Now, in the spring, Espinosa will not dwell on the end of his season. He goes back to when he played his best, viewing it as an assurance of what will come.

“I know I can do it,” Espinosa said. “I’m very confident in my ability. The last couple years have been up and down with my swing left-handed. I feel great now.”

The change has not come overnight. Hitting coach Rick Eckstein has worked with Espinosa to alter his mechanics for the past two seasons, as he struck out in 27 percent of his plate appearances. Batting right-handed, Espinosa used a compact swing, like Eckstein wanted him to.

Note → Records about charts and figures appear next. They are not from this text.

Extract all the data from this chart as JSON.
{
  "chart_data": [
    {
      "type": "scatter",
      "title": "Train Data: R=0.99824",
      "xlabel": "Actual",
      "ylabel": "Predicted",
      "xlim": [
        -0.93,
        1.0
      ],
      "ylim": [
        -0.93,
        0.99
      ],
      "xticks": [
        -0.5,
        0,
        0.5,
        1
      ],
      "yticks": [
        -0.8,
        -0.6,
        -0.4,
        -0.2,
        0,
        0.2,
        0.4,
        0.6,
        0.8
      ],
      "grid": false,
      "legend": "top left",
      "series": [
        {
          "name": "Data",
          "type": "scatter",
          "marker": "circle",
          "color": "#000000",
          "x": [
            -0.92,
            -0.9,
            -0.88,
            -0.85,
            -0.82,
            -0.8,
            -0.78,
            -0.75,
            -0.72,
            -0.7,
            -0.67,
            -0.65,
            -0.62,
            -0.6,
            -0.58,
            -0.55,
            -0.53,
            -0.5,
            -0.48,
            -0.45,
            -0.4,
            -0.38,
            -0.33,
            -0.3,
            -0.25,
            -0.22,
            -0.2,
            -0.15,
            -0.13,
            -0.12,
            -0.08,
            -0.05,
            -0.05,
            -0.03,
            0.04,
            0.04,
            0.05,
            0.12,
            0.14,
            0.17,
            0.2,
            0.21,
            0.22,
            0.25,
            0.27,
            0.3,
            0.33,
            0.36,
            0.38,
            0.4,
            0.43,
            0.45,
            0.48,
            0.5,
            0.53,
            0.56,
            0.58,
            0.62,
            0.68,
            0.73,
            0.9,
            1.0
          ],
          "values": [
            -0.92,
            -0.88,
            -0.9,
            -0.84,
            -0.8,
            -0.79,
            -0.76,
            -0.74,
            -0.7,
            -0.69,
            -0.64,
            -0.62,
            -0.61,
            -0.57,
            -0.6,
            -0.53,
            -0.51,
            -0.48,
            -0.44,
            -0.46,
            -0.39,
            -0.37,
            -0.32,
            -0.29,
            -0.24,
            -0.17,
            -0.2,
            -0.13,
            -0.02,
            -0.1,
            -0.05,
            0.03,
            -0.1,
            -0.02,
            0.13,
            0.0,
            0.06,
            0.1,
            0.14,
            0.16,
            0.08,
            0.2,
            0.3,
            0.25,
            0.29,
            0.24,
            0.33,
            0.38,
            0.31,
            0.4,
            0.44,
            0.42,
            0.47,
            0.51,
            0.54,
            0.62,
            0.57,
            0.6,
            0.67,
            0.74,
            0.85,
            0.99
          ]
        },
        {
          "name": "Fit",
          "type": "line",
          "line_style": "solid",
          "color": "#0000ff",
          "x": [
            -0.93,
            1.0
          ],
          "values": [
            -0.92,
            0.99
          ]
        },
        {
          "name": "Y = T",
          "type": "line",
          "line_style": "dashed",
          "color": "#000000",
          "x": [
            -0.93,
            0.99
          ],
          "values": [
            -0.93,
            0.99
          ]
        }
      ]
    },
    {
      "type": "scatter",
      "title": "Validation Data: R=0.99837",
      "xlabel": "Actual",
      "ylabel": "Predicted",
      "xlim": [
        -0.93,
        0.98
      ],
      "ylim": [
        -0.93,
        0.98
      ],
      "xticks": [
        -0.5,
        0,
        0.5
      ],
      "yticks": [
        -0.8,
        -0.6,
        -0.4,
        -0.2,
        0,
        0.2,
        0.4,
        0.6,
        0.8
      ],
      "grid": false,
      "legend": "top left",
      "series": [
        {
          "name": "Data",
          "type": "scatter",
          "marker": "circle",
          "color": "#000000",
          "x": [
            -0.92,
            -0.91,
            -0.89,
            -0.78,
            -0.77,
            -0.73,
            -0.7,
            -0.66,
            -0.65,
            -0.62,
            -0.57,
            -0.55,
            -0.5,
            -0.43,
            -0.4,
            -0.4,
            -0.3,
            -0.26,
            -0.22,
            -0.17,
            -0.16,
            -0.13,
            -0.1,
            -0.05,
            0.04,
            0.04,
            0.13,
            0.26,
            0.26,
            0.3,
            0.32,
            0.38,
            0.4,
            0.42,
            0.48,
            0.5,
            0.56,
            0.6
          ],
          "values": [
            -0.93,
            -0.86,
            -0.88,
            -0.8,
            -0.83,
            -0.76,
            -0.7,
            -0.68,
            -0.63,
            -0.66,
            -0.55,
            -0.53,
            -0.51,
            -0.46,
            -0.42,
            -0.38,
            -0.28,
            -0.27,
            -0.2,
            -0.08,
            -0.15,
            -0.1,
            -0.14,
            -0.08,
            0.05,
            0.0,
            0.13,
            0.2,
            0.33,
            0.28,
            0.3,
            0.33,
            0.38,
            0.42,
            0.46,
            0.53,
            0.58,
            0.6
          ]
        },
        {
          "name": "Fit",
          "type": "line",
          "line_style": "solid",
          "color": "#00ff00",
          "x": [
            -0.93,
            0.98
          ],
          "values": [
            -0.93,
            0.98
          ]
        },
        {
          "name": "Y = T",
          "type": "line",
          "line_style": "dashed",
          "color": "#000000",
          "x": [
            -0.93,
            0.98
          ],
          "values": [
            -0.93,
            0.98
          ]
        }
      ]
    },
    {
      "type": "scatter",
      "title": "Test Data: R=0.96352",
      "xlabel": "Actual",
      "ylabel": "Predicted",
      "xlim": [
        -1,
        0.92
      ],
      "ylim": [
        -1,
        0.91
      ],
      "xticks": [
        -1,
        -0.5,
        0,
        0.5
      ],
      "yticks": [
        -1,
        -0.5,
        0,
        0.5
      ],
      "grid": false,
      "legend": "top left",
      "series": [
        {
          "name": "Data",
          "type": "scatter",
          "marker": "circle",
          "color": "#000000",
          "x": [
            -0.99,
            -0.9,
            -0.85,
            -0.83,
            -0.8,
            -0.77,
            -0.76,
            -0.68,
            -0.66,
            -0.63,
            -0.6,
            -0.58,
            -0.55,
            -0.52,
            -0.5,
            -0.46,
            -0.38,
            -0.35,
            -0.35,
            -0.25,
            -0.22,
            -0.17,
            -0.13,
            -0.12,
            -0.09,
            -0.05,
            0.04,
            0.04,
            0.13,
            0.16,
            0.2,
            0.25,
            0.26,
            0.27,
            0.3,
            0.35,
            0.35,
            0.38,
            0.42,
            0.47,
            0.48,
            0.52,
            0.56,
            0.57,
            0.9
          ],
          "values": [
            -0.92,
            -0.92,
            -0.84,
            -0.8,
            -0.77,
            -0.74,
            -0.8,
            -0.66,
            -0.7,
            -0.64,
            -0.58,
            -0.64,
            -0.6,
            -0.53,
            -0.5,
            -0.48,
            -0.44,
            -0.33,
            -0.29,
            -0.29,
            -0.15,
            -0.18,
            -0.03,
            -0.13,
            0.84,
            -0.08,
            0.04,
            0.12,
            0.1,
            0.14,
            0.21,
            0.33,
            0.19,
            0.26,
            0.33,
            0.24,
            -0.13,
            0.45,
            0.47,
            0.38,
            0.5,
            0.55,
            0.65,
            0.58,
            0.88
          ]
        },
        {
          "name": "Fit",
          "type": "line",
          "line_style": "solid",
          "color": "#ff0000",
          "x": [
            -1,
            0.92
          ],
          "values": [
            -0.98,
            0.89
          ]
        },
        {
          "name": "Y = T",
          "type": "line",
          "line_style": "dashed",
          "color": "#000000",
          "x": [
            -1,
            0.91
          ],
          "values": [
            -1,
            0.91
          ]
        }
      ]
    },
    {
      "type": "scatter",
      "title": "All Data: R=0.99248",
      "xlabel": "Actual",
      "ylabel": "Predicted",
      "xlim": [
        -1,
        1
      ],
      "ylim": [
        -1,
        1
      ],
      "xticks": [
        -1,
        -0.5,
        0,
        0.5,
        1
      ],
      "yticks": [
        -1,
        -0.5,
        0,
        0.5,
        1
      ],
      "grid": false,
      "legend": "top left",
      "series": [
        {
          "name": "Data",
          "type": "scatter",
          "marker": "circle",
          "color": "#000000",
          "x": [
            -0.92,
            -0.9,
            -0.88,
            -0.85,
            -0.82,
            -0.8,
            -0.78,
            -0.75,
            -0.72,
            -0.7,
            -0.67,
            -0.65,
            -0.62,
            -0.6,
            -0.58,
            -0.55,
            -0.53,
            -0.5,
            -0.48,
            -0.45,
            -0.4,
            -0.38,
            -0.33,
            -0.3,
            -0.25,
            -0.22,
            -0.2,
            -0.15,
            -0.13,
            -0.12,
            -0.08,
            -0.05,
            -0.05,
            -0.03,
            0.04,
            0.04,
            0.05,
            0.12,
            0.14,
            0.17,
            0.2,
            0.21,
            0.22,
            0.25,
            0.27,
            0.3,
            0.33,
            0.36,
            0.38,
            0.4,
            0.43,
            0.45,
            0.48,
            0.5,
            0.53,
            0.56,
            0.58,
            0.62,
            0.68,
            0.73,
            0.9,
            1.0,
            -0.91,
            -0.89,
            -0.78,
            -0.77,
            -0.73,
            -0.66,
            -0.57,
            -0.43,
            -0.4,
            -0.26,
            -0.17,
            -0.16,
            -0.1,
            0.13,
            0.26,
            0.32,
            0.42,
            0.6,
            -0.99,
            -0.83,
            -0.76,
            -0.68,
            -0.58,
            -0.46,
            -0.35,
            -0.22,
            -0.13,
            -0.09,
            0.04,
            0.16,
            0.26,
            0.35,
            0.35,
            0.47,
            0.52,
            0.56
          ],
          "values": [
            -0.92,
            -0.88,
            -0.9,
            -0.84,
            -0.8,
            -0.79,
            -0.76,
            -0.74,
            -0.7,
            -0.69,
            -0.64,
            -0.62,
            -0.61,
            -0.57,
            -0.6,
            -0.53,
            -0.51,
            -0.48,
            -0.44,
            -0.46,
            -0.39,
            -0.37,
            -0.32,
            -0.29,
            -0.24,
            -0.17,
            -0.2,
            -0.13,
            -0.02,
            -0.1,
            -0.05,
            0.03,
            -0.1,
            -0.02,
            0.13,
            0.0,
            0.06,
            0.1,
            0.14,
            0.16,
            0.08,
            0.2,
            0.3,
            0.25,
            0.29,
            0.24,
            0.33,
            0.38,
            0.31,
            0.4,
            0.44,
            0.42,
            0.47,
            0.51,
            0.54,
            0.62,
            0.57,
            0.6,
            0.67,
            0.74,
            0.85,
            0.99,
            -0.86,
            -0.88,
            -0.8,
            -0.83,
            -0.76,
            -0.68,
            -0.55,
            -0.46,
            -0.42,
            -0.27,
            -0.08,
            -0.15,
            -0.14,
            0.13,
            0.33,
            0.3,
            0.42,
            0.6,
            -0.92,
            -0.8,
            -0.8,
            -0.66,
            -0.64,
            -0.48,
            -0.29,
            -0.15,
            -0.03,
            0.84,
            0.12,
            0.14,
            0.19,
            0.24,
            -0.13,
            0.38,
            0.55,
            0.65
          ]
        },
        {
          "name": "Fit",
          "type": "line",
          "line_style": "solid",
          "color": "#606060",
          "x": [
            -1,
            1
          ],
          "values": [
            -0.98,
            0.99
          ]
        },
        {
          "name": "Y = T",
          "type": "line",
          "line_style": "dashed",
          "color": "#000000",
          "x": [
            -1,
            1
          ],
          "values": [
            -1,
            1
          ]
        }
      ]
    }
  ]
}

Hitting lefty, Espinosa took a different approach, letting the pitch travel deep into the strike zone, trying to shoot liners the other way. Rather than attacking the ball, he would dip his back shoulder. The first move his bottom hand made was up, not down toward the ball.

His swing became long, which made him susceptible to inside fastballs. He started rushing to keep up, and then pitchers carved him up with off-speed pitches. “When my swing was bad, I was trying to cheat because my swing was long and I was dropping my hands real bad,” Espinosa said. “That’s when I got into a lot of problems.”

“He was working on it,” Eckstein said. “There was no question about it. His entire life, he was thinking a certain way. Things take time to develop, and the mentality takes time to really understand. That’s probably the biggest leap that I’ve seen from him. He understands what he wants to do, and he’s committed to it. And it’s very exciting to think where he’s going now.”

Eckstein expects Espinosa’s improved approach to help his plate discipline, too. Last year, Eckstein said, dropping his back shoulder caused Espinosa to lower his head. When that happened, high pitches looked like strikes. With his downward-angled path, Espinosa’s eyes should instead stay focused on his strike zone.

“He’s obviously a pivotal guy in our lineup,” Eckstein said. “Being out there every day and what his ability level dictates, he knows that he has the ability to put the ball in play. When he understands how he’s going about it, and then also keeping himself in the areas that he’s good at, he’s gonna cut down on his strikeouts.”